I’ve already made a quiet area at the top of my garden where I can sit and enjoy the sun and I’m still thinking about putting the grass back. 

 




These are just random photos taken over the last month or so. Like I said, I’m enjoying getting back into sitting watching the flowers. It’s been hectic, but it’s been fun.  


When I get back from France this time my priority will be to paint the garden walls, fences and gates. It’s a big job and should have been done this summer but now I’ll have to find time to for it in between this trip to France and my next one which will probably be in October. I hope the weather lasts because I can’t paint in the rain.
The grandchildren go home on Tuesday and I leave again for France on Thursday.
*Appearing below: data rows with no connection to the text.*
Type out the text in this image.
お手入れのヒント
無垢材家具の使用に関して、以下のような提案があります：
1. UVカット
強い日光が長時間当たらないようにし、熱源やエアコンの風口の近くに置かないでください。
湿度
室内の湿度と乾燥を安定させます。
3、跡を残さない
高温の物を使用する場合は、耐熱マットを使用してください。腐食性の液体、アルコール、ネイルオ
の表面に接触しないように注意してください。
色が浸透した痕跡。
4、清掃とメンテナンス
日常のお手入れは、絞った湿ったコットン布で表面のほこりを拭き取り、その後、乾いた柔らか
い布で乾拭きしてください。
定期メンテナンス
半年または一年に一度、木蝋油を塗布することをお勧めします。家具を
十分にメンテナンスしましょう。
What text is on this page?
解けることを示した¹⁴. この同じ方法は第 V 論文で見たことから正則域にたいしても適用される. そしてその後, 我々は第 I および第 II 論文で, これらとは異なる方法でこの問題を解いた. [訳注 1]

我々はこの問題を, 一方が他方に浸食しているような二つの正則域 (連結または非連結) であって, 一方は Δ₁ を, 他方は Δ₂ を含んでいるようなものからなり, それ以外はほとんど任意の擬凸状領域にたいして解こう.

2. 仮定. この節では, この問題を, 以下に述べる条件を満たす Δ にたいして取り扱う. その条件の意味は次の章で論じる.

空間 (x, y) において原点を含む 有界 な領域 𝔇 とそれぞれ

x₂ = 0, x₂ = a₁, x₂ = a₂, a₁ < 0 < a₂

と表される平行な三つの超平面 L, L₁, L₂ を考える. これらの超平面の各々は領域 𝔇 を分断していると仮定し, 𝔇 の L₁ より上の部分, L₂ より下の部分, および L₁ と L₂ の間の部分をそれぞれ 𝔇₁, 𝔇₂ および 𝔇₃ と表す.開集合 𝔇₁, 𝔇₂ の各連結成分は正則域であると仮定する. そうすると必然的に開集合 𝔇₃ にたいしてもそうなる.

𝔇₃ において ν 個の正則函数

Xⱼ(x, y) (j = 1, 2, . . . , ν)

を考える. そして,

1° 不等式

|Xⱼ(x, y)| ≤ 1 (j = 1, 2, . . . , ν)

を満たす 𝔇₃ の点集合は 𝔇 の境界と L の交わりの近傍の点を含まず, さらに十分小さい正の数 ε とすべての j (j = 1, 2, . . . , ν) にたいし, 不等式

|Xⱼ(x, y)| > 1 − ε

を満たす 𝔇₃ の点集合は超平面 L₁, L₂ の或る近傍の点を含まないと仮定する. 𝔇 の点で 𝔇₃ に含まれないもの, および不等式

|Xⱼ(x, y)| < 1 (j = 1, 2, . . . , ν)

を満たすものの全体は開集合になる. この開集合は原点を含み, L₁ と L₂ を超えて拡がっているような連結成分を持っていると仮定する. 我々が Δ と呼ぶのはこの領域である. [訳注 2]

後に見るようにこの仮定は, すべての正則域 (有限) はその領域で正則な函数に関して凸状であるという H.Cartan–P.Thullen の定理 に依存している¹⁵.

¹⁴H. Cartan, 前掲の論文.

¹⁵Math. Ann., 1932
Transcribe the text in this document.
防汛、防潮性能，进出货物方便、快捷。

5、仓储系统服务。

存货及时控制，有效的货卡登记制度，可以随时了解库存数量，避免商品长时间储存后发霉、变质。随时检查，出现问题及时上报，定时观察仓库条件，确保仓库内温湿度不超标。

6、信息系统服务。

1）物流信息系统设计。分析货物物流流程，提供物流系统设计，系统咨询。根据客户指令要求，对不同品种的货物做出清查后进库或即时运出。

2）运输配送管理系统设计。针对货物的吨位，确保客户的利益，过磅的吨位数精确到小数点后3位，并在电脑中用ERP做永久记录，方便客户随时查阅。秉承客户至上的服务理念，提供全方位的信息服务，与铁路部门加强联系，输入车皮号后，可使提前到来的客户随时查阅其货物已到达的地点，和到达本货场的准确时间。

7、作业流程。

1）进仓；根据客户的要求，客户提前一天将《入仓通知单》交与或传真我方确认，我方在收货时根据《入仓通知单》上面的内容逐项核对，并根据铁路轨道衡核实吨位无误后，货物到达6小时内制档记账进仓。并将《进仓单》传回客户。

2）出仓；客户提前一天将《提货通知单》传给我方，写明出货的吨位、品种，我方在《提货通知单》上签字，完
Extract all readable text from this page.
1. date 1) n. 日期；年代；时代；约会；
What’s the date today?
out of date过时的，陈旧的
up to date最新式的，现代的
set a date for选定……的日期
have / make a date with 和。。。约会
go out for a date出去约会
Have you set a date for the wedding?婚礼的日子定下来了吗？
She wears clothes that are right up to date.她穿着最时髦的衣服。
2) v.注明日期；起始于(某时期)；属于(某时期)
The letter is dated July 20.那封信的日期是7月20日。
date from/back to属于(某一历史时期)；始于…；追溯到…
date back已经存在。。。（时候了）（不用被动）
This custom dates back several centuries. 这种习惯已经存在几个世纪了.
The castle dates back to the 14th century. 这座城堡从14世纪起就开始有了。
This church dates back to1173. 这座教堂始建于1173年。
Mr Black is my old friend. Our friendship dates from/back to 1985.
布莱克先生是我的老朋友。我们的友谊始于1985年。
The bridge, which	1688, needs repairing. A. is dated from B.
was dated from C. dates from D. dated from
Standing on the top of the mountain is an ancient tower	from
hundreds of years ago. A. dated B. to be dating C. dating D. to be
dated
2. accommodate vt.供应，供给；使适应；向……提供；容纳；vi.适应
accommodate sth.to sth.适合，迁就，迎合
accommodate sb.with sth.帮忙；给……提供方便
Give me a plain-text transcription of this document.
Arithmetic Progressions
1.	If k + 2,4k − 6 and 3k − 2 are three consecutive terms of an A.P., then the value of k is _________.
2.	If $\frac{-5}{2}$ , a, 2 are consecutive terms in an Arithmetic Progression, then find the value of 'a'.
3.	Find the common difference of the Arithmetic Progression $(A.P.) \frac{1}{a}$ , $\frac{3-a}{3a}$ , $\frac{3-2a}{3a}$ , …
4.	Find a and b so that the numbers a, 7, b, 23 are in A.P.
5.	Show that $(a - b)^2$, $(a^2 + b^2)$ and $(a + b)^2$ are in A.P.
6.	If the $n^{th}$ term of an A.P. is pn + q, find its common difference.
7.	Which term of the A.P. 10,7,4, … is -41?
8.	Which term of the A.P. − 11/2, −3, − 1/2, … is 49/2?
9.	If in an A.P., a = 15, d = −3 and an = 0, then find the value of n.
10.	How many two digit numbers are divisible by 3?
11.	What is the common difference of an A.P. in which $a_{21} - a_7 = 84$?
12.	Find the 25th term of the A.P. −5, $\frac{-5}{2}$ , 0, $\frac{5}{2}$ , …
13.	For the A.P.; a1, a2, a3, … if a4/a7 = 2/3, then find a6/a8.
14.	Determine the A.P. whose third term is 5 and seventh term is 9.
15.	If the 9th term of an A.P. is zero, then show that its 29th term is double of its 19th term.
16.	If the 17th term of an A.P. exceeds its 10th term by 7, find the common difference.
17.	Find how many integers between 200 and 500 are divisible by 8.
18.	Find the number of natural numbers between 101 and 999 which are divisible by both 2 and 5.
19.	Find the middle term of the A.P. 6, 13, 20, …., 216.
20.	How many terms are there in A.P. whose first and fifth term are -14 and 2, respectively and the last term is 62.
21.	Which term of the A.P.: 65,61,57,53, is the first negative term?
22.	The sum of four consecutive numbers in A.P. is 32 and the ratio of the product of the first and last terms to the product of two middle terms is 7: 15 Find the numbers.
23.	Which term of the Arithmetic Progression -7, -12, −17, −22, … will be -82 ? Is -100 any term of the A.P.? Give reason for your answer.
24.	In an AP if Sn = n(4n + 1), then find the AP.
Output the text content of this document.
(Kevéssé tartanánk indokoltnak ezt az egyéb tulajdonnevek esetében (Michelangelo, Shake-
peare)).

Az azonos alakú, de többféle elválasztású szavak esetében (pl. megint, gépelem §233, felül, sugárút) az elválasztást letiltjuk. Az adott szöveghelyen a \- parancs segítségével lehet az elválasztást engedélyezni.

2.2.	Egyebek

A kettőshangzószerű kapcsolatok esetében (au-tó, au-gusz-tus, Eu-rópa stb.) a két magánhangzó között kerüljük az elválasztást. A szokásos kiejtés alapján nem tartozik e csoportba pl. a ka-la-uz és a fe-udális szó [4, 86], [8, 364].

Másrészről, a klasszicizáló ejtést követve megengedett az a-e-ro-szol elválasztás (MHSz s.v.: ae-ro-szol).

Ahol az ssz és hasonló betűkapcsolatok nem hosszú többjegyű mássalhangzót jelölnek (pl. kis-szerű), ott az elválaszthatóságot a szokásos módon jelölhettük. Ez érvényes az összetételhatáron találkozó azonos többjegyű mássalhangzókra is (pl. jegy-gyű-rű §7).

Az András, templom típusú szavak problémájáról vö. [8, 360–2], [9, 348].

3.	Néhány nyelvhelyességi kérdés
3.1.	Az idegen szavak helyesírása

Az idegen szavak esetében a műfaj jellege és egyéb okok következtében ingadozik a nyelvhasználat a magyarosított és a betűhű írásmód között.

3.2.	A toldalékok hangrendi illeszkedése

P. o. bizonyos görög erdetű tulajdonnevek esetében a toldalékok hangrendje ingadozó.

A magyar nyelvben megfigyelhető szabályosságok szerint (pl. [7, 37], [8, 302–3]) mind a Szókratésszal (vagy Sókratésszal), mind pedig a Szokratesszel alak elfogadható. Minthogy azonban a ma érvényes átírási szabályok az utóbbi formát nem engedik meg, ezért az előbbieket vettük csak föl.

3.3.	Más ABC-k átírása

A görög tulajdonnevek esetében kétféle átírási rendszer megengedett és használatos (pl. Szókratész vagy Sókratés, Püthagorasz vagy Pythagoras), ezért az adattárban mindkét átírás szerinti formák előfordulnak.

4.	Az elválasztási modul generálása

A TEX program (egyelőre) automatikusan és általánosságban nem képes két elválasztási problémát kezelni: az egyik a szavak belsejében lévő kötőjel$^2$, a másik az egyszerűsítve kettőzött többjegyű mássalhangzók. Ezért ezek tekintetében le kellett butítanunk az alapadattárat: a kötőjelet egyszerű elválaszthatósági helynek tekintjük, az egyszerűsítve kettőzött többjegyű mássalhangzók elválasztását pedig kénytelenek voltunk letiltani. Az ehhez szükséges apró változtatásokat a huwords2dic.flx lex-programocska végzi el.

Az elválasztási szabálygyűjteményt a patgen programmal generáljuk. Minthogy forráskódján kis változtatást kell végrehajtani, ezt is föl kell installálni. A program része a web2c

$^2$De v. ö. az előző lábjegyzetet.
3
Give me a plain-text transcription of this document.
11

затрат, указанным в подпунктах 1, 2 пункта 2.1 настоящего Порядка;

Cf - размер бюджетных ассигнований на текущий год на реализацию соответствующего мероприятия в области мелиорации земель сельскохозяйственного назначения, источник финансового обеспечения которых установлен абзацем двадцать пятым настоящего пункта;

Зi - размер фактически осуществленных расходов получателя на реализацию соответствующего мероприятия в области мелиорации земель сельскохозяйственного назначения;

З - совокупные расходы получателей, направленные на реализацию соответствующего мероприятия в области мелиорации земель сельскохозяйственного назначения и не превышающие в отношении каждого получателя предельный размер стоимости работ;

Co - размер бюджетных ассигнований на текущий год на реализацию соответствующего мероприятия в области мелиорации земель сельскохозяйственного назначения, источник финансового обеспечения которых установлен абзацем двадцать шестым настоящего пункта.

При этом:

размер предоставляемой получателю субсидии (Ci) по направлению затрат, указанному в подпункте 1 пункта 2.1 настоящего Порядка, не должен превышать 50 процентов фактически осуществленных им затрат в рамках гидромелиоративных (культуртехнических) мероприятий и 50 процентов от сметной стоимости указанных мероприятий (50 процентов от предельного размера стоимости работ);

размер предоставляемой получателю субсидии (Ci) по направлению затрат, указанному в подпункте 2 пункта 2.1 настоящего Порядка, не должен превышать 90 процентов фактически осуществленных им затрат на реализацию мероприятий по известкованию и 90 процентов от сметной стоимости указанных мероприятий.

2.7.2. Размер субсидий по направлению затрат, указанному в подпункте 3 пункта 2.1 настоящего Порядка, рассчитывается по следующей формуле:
It’s my sisters 60th birthday and we are having a garden party. I doubt I will post again before I leave although I will do my best to visit sites and posts I’ve missed.
 

By the time I come home in the middle of August, the children will be back at school, the evenings will be getting shorter and the best of the summer will be gone. Summer in Scotland never lasts much past the end of August, maybe, just maybe, some sort of normality will return to my life.